Proofs of Service and Affidavits of Process Servers document delivery of subpoenas, amended complaints, motions, and filings to officers Brown, Mosman, Rosner, May, Pratt, Bustamante, and Dollar. These are routine but essential elements for an appellate record.
Several filings relate to Motions for Summary Judgment. Although incomplete in the excerpt, the index notes the City sought summary judgment with process server declarations attached. The motion was heard and ultimately denied, indicating unresolved factual disputes.
The appendix also references an “Alleged Use-of-Force Policy” listed as Exhibit 104 during a three-day trial. While the content is not reproduced, it is relevant to establishing departmental standards and evaluating the plaintiff’s excessive-force allegations.

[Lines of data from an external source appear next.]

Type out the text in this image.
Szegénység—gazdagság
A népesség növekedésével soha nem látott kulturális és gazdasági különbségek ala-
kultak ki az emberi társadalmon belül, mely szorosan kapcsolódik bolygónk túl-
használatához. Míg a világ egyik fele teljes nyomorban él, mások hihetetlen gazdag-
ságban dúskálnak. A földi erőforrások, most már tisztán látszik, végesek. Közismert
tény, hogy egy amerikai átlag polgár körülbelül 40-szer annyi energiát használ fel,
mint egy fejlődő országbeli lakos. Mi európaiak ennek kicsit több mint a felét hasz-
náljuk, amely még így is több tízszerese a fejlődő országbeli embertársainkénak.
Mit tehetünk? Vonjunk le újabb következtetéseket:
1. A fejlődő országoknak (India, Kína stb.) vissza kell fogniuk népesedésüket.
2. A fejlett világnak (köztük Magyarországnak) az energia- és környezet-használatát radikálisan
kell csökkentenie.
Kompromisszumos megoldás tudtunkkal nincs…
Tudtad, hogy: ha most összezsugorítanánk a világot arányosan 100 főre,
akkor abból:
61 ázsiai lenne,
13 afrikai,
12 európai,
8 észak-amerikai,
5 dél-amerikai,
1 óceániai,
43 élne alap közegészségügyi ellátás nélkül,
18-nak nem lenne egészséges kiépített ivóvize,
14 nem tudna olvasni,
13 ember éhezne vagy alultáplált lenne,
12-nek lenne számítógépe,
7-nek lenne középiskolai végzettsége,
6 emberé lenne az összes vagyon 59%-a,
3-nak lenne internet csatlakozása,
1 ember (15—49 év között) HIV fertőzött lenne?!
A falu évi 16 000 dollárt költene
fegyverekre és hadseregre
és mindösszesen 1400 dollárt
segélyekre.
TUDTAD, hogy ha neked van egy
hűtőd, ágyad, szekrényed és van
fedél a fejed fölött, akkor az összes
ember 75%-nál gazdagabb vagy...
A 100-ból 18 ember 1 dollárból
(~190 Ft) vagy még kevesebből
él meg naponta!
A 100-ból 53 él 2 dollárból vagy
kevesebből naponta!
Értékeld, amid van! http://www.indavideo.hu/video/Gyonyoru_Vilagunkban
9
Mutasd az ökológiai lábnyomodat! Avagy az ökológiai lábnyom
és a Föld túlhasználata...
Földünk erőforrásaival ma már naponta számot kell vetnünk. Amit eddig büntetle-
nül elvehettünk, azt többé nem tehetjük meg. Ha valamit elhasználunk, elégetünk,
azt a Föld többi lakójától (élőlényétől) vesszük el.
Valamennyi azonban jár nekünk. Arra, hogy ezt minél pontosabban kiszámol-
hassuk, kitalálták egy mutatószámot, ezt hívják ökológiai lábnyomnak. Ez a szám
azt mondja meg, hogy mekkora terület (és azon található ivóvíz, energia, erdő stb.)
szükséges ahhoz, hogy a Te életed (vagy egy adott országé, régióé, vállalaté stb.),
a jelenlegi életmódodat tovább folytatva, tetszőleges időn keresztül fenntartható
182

Finally, the document includes a partially reproduced Pasadena Police Department Crime Report. It lists incident classification, location, officer names, badge numbers, the plaintiff’s identifiers, vehicle details, and dispatch codes. Brown and Mosman’s presence is corroborated. The narrative is minimal or absent in the excerpt; the last visible fragment is “GANG AFFILI”, suggesting additional sections were omitted.
Taken together, the appendix forms a procedural mosaic illustrating not only the alleged events but also the plaintiff’s multi-year efforts to obtain necessary records. His filings portray a system resistant to transparency, while the City’s responses and judicial rulings demonstrate legal constraints and standards for personnel-record requests in California. The cumulative effect is a detailed portrait of contested discovery, disputed conduct, and a broader struggle over narrative and institutional accountability. Despite terminating mid-report, the preceding material thoroughly depicts the plaintiff’s litigation strategy, grievances against the police department, repeated statutory invocations, and evolving identification of officers alleged to have used excessive force.